Hackers are using Adobe Creative Cloud to target Office 365 in an ongoing phishing campaign. The malicious links within the phishing emails appear to come from Cloud users but instead direct victims to a link that steals their credentials, researchers have discovered.
Cybersecurity researchers with Avanan discovered the campaign in December, according to a recent report they published.
Adobe Creative Cloud is a popular suite of apps for file-sharing and creating and includes widely used apps such as Photoshop and Acrobat.
The phishing attacks are mostly targeting Office 365 users, a popular platform for phishing emails owing to its high amount of business users. The phishing attacks have also hit Gmail inboxes, according to Jeremy Fuchs at Avanan.
According to Fuchs, the attacker creates a free account in Adobe Cloud, then creates an image or a PDF file that has a link embedded within it, which they share by email to an Office 365 or Gmail user.
“Think of it like when you create a Docusign,” Fuchs explained to reporters. “You create the document and then send it to the intended recipient. On the receiving end, they get an email notification, where they click to be directed to the link.”
Though the links inside the documents sent to users are malicious, they themselves are not hosted within Adobe Cloud but, rather, from another domain controlled by attackers, he added.
Researchers shared screenshots of the attack they observed in the report.
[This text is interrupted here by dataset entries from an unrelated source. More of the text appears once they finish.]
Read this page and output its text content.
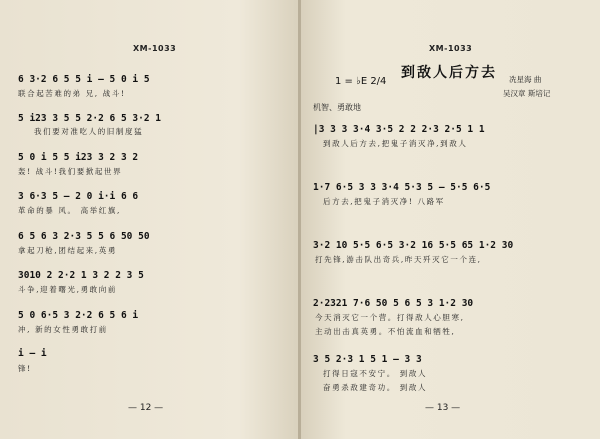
XM-1033
6 3·2 6 5 5 i — 5 0 i 5
联合起苦难的弟 兄, 战斗!
5 i23 3 5 5 2·2 6 5 3·2 1
我们要对准吃人的旧制度猛
5 0 i 5 5 i23 3 2 3 2
轰! 战斗!我们要掀起世界
3 6·3 5 — 2 0 i·i 6 6
革命的暴 风。 高举红旗,
6 5 6 3 2·3 5 5 6 50 50
拿起刀枪,团结起来,英勇
3010 2 2·2 1 3 2 2 3 5
斗争,迎着曙光,勇敢向前
5 0 6·5 3 2·2 6 5 6 i
冲, 新的女性勇敢打前
i — i
锋!
— 12 —
XM-1033
到敌人后方去
1 = ♭E 2/4	冼星海 曲
吴汉章 斯培记
机智、勇敢地
|3 3 3 3·4 3·5 2 2 2·3 2·5 1 1
到敌人后方去,把鬼子消灭净,到敌人
1·7 6·5 3 3 3·4 5·3 5 — 5·5 6·5
后方去,把鬼子消灭净! 八路军
3·2 10 5·5 6·5 3·2 16 5·5 65 1·2 30
打先锋,游击队出奇兵,昨天歼灭它一个连,
2·2321 7·6 50 5 6 5 3 1·2 30
今天消灭它一个营。打得敌人心胆寒,
主动出击真英勇。不怕流血和牺牲,
3 5 2·3 1 5 1 — 3 3
打得日寇不安宁。 到敌人
奋勇杀敌建奇功。 到敌人
— 13 —
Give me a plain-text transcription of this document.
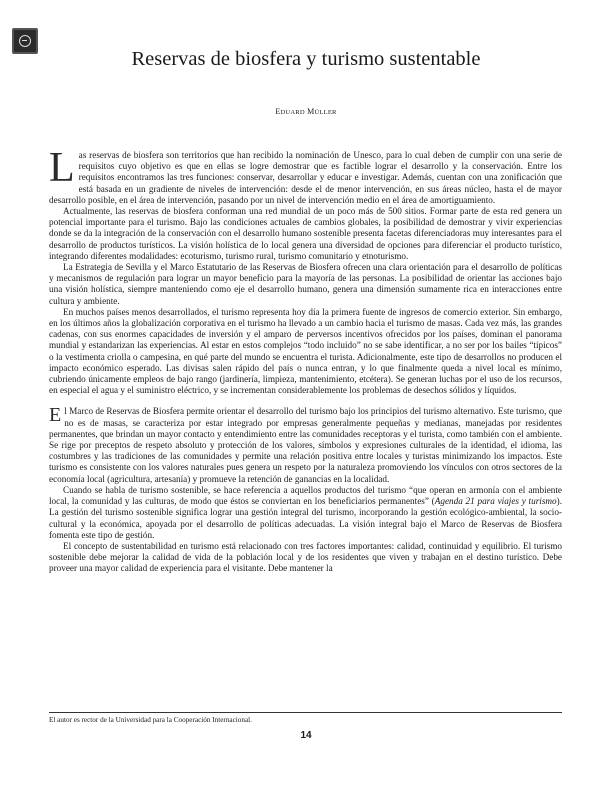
Reservas de biosfera y turismo sustentable
EDUARD MÜLLER

Las reservas de biosfera son territorios que han recibido la nominación de Unesco, para lo cual deben de cumplir con una serie de requisitos cuyo objetivo es que en ellas se logre demostrar que es factible lograr el desarrollo y la conservación. Entre los requisitos encontramos las tres funciones: conservar, desarrollar y educar e investigar. Además, cuentan con una zonificación que está basada en un gradiente de niveles de intervención: desde el de menor intervención, en sus áreas núcleo, hasta el de mayor desarrollo posible, en el área de intervención, pasando por un nivel de intervención medio en el área de amortiguamiento.

Actualmente, las reservas de biosfera conforman una red mundial de un poco más de 500 sitios. Formar parte de esta red genera un potencial importante para el turismo. Bajo las condiciones actuales de cambios globales, la posibilidad de demostrar y vivir experiencias donde se da la integración de la conservación con el desarrollo humano sostenible presenta facetas diferenciadoras muy interesantes para el desarrollo de productos turísticos. La visión holística de lo local genera una diversidad de opciones para diferenciar el producto turístico, integrando diferentes modalidades: ecoturismo, turismo rural, turismo comunitario y etnoturismo.

La Estrategia de Sevilla y el Marco Estatutario de las Reservas de Biosfera ofrecen una clara orientación para el desarrollo de políticas y mecanismos de regulación para lograr un mayor beneficio para la mayoría de las personas. La posibilidad de orientar las acciones bajo una visión holística, siempre manteniendo como eje el desarrollo humano, genera una dimensión sumamente rica en interacciones entre cultura y ambiente.

En muchos países menos desarrollados, el turismo representa hoy día la primera fuente de ingresos de comercio exterior. Sin embargo, en los últimos años la globalización corporativa en el turismo ha llevado a un cambio hacia el turismo de masas. Cada vez más, las grandes cadenas, con sus enormes capacidades de inversión y el amparo de perversos incentivos ofrecidos por los países, dominan el panorama mundial y estandarizan las experiencias. Al estar en estos complejos “todo incluido” no se sabe identificar, a no ser por los bailes “típicos” o la vestimenta criolla o campesina, en qué parte del mundo se encuentra el turista. Adicionalmente, este tipo de desarrollos no producen el impacto económico esperado. Las divisas salen rápido del país o nunca entran, y lo que finalmente queda a nivel local es mínimo, cubriendo únicamente empleos de bajo rango (jardinería, limpieza, mantenimiento, etcétera). Se generan luchas por el uso de los recursos, en especial el agua y el suministro eléctrico, y se incrementan considerablemente los problemas de desechos sólidos y líquidos.

El Marco de Reservas de Biosfera permite orientar el desarrollo del turismo bajo los principios del turismo alternativo. Este turismo, que no es de masas, se caracteriza por estar integrado por empresas generalmente pequeñas y medianas, manejadas por residentes permanentes, que brindan un mayor contacto y entendimiento entre las comunidades receptoras y el turista, como también con el ambiente. Se rige por preceptos de respeto absoluto y protección de los valores, símbolos y expresiones culturales de la identidad, el idioma, las costumbres y las tradiciones de las comunidades y permite una relación positiva entre locales y turistas minimizando los impactos. Este turismo es consistente con los valores naturales pues genera un respeto por la naturaleza promoviendo los vínculos con otros sectores de la economía local (agricultura, artesanía) y promueve la retención de ganancias en la localidad.

Cuando se habla de turismo sostenible, se hace referencia a aquellos productos del turismo “que operan en armonía con el ambiente local, la comunidad y las culturas, de modo que éstos se conviertan en los beneficiarios permanentes” (Agenda 21 para viajes y turismo). La gestión del turismo sostenible significa lograr una gestión integral del turismo, incorporando la gestión ecológico-ambiental, la socio-cultural y la económica, apoyada por el desarrollo de políticas adecuadas. La visión integral bajo el Marco de Reservas de Biosfera fomenta este tipo de gestión.

El concepto de sustentabilidad en turismo está relacionado con tres factores importantes: calidad, continuidad y equilibrio. El turismo sostenible debe mejorar la calidad de vida de la población local y de los residentes que viven y trabajan en el destino turístico. Debe proveer una mayor calidad de experiencia para el visitante. Debe mantener la

El autor es rector de la Universidad para la Cooperación Internacional.
14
One shows attackers sending what looks like a legitimate PDF called Closing.pdf sent from Adobe with a button that says “Open” to open the file.
When the user clicks on the link, he or she is redirected to an Adobe Document Cloud page that includes an “Access Document” button that supposedly leads them to the Adobe PDF. However, that link actually leads to “a classic” credential-harvesting page, which is hosted outside the Adobe suite, according to the report.
Attackers can use this model for sending various legitimate-looking Adobe Cloud documents or images to unsuspecting users, Fuchs told Threatpost.
“Though the several hops to get to the final page may cause some red flags from discerning end-users, it won’t stop all who are eager to receive their documents, especially when the title of the PDF – in this case ‘Closing’ – can instill urgency,” researchers wrote in the report.
Researchers at this point don’t know who is behind the campaign, which for now is sticking to its goal of harvesting credentials.
Avanan recommended users have robust security in place, as well as employee training that focuses on avoiding phishing attempts.